I confess that Valerie Trueblood’s stories have suffered from the fact that I have also been reading Edith Pearlman’s magnificent collection of stories, Binocular Vision, this week. Pearlman’s stories are so brilliant, so well written, so remarkable in their precision and perception that Marry or Burn just pales in comparison. When she was writing the introduction to Pearlman’s book, fellow writer Ann Patchett says she sat down and read Binocular Vision with a pen in her hand, intending to underline some of the best sentences so she could quote them along the way, but quickly saw that she was underlining the entire book. I read Valerie Trueblood’s book this second time also with a pen in hand, hoping to accent sentences that I admired as I did so often while reading Pearlman’s book. I fear the pages remain clean.

Although I have tried very hard to understand, I cannot guess why Marry or Burn was shortlisted for the 2011 Frank O’Connor Short Story Award.
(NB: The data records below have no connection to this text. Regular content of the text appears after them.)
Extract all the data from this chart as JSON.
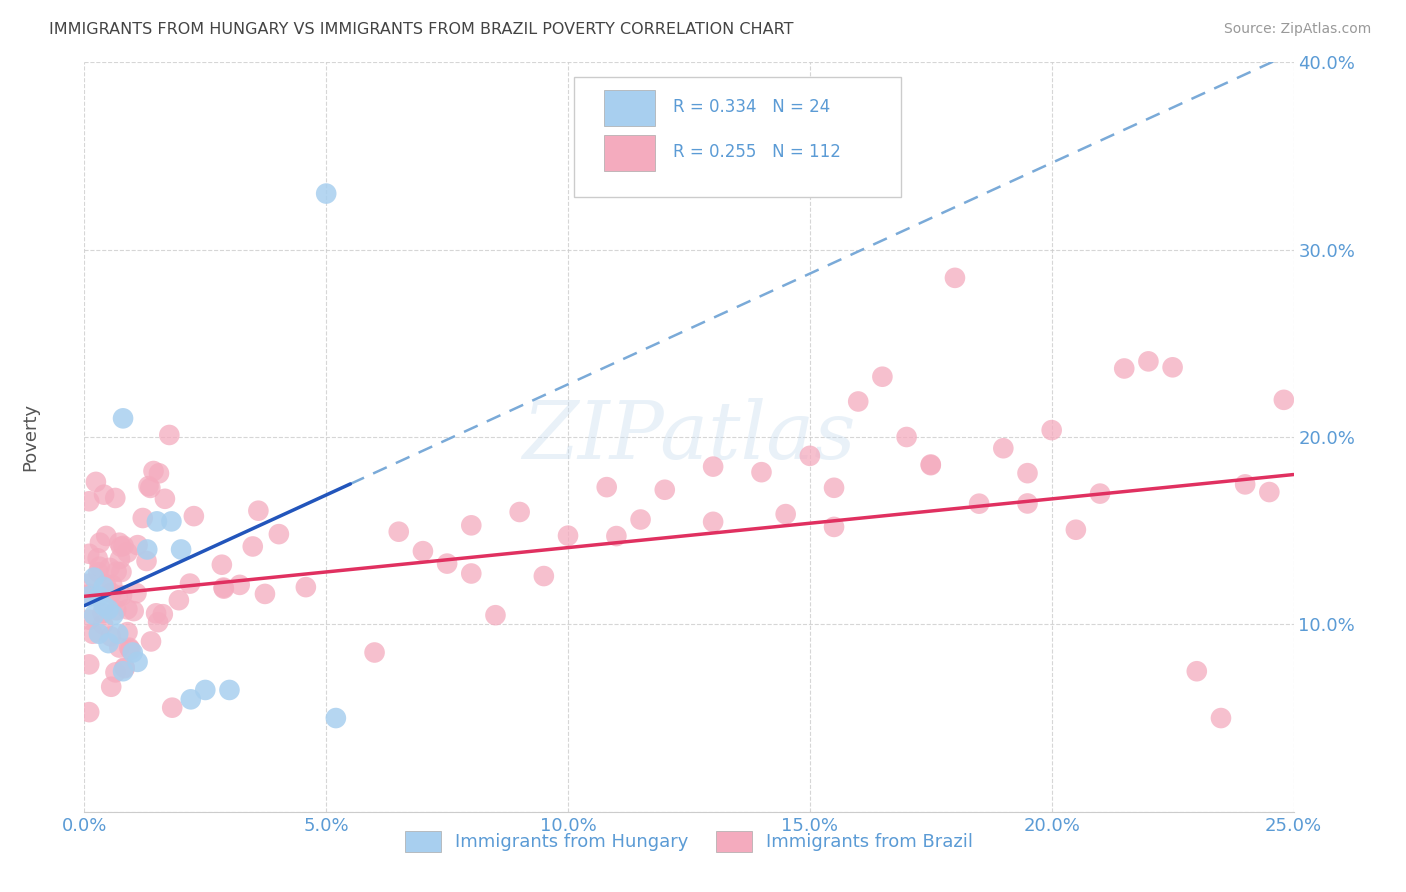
{
  "title": "IMMIGRANTS FROM HUNGARY VS IMMIGRANTS FROM BRAZIL POVERTY CORRELATION CHART",
  "source": "Source: ZipAtlas.com",
  "ylabel": "Poverty",
  "xlim": [
    0.0,
    0.25
  ],
  "ylim": [
    0.0,
    0.4
  ],
  "xtick_labels": [
    "0.0%",
    "5.0%",
    "10.0%",
    "15.0%",
    "20.0%",
    "25.0%"
  ],
  "ytick_labels": [
    "",
    "10.0%",
    "20.0%",
    "30.0%",
    "40.0%"
  ],
  "legend_hungary_R": "R = 0.334",
  "legend_hungary_N": "N = 24",
  "legend_brazil_R": "R = 0.255",
  "legend_brazil_N": "N = 112",
  "legend_label_hungary": "Immigrants from Hungary",
  "legend_label_brazil": "Immigrants from Brazil",
  "hungary_color": "#A8CFEF",
  "brazil_color": "#F4ABBE",
  "hungary_line_color": "#2255BB",
  "hungary_dash_color": "#7AAAD8",
  "brazil_line_color": "#E03060",
  "watermark": "ZIPatlas",
  "background_color": "#ffffff",
  "title_color": "#444444",
  "axis_label_color": "#5B9BD5",
  "ylabel_color": "#555555"
}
Perhaps you may think that I personally just didn’t like Trueblood’s stories, but having read thousands of short stories in my life, I feel confident that when I do not like short stories I read, it is usually because they are not very good short stories.

The winner of the Frank O’Connor Short Story Award will be announced in Cork in a few days. The folks at the Munster Literature Center will probably never ask me to be a judge in the contest, but because one of the pleasures of such contests is trying to out-judge the judges, I may be so bold as to pick my own winner.